The Long Arm of LeBron's Law


I've never been more happy to be wrong. In both my NBA Playoffs preview column and my Finals preview, I picked the Heat (and therefore LeBron James) to lose in the NBA finals. They (and he) didn't. LeBron played so excellently that many of his critics have had to reconsider their criticisms. And it's that reconsideration that has been so interesting.

The most common talking point of the post-championship coverage (other than the celebration of LeBron's performance) is a question: Who will the pressure to win, that pressure that was once LeBron's, pass to? In other words, who will the sports world now begin to judge for their failure to win a championship? For several years, it was Phil Mickelson who "couldn't win" a major. He consistently fell short in big tournaments, seemingly wilting under pressure...until he won. Then it was LeBron...until he won. The question that sports pundits have been asking each other all week is...so who's next? Here's an example.

A wittier man than I once said that we are born lawyers, and that we have to learn about grace. The urge to judge, the urge to find fault, is powerful, and seemingly inbred. It is sourced in self-justification; that is, the desire to find at least one person who is worse that you, so that if someone's going down, it's them, and not you. This is true from elementary school playgrounds to high-powered boardrooms.

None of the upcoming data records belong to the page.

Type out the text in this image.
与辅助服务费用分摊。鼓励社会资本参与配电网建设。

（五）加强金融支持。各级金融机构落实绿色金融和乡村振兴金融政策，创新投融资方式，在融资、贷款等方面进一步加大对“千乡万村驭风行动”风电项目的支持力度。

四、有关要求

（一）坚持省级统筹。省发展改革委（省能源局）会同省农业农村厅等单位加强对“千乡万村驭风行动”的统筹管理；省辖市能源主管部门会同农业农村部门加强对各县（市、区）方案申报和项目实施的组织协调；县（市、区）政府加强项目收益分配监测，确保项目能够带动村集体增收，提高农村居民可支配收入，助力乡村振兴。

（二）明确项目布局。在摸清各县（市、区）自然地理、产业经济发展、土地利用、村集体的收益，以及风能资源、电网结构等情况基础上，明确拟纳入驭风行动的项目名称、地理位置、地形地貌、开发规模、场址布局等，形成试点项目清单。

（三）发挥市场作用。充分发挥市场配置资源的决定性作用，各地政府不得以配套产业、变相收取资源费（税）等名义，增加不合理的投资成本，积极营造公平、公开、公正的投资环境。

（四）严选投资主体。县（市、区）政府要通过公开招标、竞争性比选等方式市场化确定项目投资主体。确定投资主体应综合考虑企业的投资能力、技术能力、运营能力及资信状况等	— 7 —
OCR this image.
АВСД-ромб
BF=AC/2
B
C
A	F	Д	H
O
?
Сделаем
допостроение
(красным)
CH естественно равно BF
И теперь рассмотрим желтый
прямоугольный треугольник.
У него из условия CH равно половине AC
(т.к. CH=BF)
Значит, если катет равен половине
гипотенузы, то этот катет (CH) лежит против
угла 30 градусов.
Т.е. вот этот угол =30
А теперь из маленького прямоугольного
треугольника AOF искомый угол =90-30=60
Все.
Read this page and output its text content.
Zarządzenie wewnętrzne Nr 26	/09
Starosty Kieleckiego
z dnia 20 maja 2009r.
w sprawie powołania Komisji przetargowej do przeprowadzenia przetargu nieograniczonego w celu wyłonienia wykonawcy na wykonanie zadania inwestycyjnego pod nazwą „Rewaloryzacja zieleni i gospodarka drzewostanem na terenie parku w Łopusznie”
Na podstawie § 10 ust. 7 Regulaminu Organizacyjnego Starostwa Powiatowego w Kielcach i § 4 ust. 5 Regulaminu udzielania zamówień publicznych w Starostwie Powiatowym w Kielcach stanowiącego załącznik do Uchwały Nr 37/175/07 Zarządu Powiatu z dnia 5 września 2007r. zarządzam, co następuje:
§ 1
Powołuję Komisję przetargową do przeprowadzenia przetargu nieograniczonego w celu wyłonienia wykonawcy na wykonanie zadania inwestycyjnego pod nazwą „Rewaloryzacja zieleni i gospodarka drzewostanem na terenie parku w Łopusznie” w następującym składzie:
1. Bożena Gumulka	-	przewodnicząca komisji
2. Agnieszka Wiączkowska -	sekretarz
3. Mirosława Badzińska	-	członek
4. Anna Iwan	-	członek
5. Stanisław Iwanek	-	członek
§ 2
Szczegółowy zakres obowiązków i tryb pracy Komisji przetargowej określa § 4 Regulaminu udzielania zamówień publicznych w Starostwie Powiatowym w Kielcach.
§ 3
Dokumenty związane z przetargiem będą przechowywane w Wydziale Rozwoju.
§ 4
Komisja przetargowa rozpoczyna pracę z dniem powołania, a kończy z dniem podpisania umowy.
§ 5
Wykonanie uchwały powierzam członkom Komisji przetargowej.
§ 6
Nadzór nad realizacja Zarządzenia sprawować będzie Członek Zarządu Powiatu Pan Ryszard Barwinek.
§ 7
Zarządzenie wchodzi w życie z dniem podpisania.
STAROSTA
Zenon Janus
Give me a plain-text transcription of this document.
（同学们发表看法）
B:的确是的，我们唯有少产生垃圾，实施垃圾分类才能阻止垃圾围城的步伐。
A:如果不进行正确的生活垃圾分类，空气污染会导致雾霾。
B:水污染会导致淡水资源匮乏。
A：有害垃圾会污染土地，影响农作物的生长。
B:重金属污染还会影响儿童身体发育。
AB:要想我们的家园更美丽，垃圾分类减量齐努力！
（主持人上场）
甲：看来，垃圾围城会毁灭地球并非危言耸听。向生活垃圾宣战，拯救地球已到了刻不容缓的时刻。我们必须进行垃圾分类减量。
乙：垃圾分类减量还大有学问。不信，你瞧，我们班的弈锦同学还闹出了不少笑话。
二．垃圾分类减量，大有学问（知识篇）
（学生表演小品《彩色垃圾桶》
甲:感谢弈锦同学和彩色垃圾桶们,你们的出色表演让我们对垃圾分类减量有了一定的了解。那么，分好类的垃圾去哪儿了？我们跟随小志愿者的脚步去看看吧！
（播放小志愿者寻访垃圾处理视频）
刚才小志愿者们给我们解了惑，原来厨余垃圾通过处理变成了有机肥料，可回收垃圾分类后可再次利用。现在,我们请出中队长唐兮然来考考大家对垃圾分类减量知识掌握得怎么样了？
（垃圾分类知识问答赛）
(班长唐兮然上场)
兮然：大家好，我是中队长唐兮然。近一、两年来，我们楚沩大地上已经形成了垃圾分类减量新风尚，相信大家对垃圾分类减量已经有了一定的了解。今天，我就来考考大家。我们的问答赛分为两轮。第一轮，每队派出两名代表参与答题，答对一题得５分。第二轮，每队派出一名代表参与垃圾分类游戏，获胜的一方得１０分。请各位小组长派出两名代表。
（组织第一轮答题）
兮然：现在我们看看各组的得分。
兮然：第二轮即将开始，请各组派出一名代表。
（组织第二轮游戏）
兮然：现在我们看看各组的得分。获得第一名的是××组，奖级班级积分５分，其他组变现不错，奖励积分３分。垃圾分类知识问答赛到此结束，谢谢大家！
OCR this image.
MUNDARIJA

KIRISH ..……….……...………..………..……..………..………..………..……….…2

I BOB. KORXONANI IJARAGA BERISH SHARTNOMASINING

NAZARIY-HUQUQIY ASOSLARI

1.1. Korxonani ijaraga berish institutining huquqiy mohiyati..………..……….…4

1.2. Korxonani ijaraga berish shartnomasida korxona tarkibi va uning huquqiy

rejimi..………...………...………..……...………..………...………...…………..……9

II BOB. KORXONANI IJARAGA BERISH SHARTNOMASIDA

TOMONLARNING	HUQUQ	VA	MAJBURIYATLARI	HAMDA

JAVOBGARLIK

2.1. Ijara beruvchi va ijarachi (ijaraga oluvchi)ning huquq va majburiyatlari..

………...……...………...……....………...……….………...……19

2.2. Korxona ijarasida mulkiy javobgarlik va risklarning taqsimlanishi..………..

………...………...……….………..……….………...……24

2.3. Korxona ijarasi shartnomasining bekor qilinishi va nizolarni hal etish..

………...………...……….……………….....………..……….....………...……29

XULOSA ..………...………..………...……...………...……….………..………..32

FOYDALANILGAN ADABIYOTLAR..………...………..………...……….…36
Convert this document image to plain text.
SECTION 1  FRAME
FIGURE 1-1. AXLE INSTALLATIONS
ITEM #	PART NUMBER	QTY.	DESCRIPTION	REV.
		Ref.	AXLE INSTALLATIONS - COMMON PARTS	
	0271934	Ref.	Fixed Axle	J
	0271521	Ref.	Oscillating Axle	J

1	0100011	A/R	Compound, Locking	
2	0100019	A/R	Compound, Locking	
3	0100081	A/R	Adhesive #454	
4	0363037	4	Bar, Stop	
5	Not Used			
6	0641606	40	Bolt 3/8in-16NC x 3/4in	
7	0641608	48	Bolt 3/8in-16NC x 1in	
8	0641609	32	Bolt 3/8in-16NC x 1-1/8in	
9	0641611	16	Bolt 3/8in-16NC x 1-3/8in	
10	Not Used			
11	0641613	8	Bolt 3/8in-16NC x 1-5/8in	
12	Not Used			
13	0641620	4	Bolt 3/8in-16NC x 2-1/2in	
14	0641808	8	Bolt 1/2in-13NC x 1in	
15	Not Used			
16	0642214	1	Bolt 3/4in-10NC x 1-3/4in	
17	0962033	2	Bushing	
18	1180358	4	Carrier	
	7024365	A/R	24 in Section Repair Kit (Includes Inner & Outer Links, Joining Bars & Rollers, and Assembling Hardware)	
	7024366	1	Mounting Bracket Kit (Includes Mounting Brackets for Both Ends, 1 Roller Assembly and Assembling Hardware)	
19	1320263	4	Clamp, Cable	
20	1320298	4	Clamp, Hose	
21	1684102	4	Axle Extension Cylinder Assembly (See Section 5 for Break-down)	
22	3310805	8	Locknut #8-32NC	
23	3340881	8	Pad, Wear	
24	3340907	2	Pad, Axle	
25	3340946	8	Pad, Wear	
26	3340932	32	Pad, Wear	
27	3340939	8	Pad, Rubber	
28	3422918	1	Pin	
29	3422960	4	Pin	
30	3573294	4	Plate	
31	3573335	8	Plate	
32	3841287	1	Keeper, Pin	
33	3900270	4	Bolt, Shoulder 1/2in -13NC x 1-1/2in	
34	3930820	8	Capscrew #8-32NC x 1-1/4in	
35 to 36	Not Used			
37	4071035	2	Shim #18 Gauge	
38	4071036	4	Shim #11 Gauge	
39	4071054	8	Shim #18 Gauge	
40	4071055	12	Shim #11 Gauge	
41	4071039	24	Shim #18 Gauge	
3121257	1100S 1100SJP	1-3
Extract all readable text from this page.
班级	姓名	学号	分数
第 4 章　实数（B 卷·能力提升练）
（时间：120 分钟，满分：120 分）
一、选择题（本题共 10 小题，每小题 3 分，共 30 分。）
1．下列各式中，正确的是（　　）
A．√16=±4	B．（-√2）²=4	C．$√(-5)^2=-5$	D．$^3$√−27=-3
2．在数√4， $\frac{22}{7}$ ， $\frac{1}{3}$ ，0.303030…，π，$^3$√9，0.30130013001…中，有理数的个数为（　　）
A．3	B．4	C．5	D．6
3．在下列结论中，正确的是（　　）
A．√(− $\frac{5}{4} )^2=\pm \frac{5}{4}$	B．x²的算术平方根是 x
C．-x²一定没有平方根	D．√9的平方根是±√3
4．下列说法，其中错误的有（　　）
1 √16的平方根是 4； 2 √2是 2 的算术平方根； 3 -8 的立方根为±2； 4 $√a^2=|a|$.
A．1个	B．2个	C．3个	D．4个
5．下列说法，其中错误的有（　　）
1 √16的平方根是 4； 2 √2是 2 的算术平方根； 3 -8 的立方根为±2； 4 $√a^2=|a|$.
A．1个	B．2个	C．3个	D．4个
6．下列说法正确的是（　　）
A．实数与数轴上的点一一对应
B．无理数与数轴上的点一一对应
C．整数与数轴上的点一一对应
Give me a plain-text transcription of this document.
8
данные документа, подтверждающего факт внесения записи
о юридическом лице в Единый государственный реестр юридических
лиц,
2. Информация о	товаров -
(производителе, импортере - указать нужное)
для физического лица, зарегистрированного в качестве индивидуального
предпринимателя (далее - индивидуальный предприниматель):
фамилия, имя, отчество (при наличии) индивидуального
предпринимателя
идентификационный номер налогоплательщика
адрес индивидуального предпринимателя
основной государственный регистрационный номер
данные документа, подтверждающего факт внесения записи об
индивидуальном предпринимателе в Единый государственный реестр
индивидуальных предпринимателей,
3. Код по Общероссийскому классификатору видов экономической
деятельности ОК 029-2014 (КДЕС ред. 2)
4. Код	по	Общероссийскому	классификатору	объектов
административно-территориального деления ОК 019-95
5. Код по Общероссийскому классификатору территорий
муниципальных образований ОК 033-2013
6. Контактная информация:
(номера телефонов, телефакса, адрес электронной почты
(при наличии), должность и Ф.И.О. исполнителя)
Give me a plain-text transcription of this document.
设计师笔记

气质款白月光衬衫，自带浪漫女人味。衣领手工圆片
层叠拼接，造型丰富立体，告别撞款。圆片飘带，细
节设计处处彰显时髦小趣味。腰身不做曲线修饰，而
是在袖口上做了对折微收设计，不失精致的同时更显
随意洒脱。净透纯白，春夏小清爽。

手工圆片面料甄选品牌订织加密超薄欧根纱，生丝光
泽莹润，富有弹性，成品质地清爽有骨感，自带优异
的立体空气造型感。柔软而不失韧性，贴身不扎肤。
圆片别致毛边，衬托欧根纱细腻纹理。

The urge to transfer the "Why haven't you won yet?" pressure to another athlete puts the lie to the claim that LeBron put the pressure on himself with "The Decision" and with the Heat's welcome party, etc. Certainly those things intensified the pressure, but the fact that everyone agrees that the pressure must go somewhere proves that it exists outside of Mickelson, James, and "not five, not six, not seven..." We require someone to put the pressure on because we cannot bear the thought that it might end up on us.


This is the most generic of all laws, and therefore perhaps the most powerful. Even when we reject directives like "Honor your father and mother" or "Love your neighbor as yourself" we find ourselves beholden to the law of "be good." But what's good enough?

Our number one job as self-interested human beings is self-justification. It was a great comfort to be able to say, when confronted with a personal failure, "Well, at least I never jilted a city, joined another superstar, and then failed time and again in clutch moments!  At least I'm not a championship level loser!" Now that LeBron is no longer such a loser, we are thrashing around, flailing, for some other poor (read: wonderfully talented) athlete on whom to pin our outrageous expectations, all in the hope that they'll fail, so that we can look better by comparison.  If we worry about living up to the law of "be good," we can least be better than someone.

Tellingly, the thing that LeBron credits with enabling his success this year is his "owning" of his failures from years past. It is when we can stop our search for someone to whom we're superior that we can have the freedom to be ourselves...and possibly succeed.